In a pre-emptive strike yesterday, Charles Clarke, the Home Secretary, said the local elections should not be seen as a referendum on Mr Blair. He claimed it would be "batty" to think the results would have any bearing on when the Prime Minister would leave Downing Street.

He warned Mr Blair's internal critics not to use the election outcome as an excuse to try to oust him. "The idea that the election result will have any impact on those decisions is nonsense," he said. "People will look at the result and make their own conclusions about how well we do and what we have to do to improve our performance. But I don't think party leadership is one of those factors."

A Blair aide added that it would be difficult to get a national picture from many very different contests in which the performance of the local authority would also be a factor.

Fears among Labour MPs that the "cash-for-honours" affair and job cuts in the National Health Service will damage its prospects next week were heightened by an ICM poll giving Labour its worse rating since 1987. The party is on 32 per cent, two points behind the Tories, with the Liberal Democrats on 24 per cent.

A gloomy forecast for the elections was given to the Parliamentary Labour Party's meeting on Monday by Ian McCartney, the party chairman, and Peter Watt, the general secretary. They warned that Labour could easily lose 150 seats in London, the main battleground with all 1,861 seats on the 32 borough councils being contested, and suffer a further 150 losses in other parts of the country.

Labour officials fear Mr Blair will be under pressure because the media spotlight will fall heavily on London, and fear a repeat of the party's disappointing performance in the capital at last year's general election.
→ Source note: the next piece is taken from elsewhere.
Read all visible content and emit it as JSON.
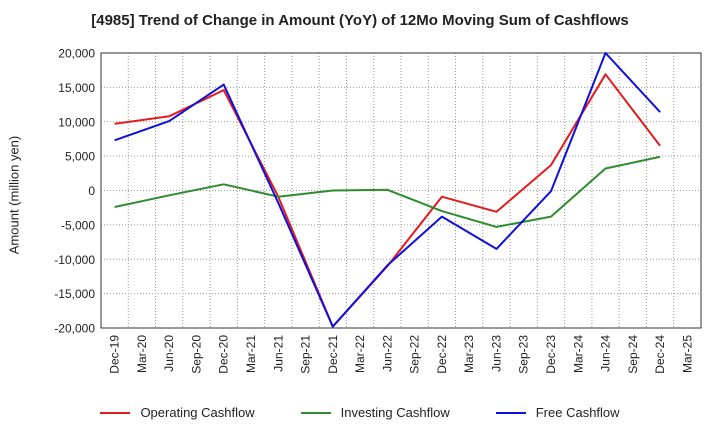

One party source said Labour could be hit by a "pincer movement" in different parts of London by the Tories, the Liberal Democrats and George Galloway's Respect Party.

Some Labour campaigners fear that the party will lose control of Croydon, Bexley, Hammersmith and Merton. If it does badly outside the capital, it could be ousted in Wigan, Bury and Warrington.

In an attempt to bolster Mr Blair's position, Labour will try to turn the spotlight on David Cameron, who faces his first nationwide test at the polls since becoming Tory leader. Even if the Tories make some gains, Labour officials believe the Opposition's performance will not be strong enough to show it is on course to win the next general election.

Another potential threat to Labour in east London comes from the far-right British National Party. A YouGov survey for Sky News yesterday found that a majority of people (55 per cent) back the BNP's policies, but that support fell to 47 per cent once they were linked to the party.

It found that 59 per cent supported a halt to all further immigration when they were not told of the group's association with the policy. Among those who were told that it was a BNP commitment, support for the policy was only 48 per cent.